La encontró en la fonda de la plaza, intentando conseguir a alguien que la llevara a la capital del estado para buscar un abogado. Cuando Mateo entró, ella le volteó la cara.

—Vete de aquí —le dijo, apretando los dientes.

—Héctor Barragán sabe que estás aquí. Te van a matar, Elena —susurró Mateo, sentándose frente a ella—. Mi padre fue un cobarde y un ladrón. Pero yo no soy él. Tengo los papeles originales. Tengo la confesión escrita de Severiano. Vamos a hundirlos a todos.

Elena lo miró, buscando un rastro de engaño en sus ojos. Pero solo encontró una determinación suicida.

—Si presentas esos papeles —dijo ella en voz baja—, vas a perder tu rancho. El gobierno te va a confiscar todo por fraude. Te vas a quedar en la calle.
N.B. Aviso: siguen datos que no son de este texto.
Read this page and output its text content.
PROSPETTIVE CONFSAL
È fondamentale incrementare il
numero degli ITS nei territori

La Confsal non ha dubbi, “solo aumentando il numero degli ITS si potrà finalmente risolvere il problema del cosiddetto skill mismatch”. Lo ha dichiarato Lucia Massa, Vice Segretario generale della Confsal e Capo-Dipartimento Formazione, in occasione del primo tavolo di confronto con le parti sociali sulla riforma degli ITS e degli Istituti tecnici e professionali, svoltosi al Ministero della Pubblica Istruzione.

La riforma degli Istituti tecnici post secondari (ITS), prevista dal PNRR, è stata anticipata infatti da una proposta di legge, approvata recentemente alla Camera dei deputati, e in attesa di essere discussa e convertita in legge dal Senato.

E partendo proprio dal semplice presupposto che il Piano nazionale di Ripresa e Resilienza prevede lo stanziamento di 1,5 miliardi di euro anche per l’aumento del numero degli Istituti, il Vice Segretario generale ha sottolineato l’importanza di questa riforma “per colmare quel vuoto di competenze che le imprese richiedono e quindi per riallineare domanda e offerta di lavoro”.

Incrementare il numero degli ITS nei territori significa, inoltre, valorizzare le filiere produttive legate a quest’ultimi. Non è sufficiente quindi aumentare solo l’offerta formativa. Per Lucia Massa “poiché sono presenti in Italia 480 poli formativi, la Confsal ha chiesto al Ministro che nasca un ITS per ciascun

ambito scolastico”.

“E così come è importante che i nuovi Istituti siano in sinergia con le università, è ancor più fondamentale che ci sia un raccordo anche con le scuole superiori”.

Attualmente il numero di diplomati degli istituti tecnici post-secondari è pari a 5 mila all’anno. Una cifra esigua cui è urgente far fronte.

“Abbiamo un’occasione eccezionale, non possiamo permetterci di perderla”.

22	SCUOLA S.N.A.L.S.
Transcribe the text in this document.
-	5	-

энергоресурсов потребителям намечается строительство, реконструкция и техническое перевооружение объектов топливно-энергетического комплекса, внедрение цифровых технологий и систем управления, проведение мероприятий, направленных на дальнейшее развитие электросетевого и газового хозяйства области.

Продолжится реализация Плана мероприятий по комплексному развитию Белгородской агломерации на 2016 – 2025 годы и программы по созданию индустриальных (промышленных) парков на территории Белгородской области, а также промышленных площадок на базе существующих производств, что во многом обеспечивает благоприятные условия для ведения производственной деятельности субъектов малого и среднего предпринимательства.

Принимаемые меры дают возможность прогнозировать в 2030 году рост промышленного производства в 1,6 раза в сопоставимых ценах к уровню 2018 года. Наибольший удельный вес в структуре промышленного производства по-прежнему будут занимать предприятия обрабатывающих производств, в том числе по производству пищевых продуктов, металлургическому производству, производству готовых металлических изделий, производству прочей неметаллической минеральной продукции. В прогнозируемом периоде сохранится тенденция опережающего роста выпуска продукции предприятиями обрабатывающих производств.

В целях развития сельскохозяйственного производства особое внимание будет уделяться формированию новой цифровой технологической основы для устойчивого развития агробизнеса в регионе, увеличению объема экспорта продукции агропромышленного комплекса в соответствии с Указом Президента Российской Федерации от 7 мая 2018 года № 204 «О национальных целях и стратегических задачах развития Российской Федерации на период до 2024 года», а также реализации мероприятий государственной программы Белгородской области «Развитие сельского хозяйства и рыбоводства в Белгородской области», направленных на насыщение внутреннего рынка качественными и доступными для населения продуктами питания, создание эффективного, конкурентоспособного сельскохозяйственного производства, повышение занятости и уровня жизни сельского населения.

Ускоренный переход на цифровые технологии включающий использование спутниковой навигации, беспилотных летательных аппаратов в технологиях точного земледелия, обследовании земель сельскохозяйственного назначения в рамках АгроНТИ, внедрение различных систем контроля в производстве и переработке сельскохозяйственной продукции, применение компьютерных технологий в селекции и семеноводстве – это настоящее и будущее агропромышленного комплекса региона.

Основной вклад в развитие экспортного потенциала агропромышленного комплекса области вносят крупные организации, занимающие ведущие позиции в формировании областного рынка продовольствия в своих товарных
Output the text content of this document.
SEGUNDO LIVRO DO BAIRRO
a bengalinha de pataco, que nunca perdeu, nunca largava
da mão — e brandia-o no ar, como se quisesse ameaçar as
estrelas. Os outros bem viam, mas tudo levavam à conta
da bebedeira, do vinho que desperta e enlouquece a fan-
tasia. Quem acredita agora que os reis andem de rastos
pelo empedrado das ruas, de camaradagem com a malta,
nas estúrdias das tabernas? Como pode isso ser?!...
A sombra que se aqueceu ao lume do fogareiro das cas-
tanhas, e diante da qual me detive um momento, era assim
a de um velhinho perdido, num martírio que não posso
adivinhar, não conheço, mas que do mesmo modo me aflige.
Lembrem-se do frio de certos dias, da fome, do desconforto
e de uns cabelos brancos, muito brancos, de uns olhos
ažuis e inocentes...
—Ese rancho nunca fue mío —respondió Mateo, sacando los documentos de su chaqueta—. Es tuyo.

Fueron juntos a la oficina de don Julián, el único notario del pueblo que no estaba en la nómina de los Barragán. Era un hombre de 70 años, cansado pero con una moral inquebrantable. Al ver los documentos, don Julián palideció, pero asintió. Para hacer la denuncia efectiva y evitar que Héctor Barragán los matara en secreto, necesitaban hacer el escándalo público.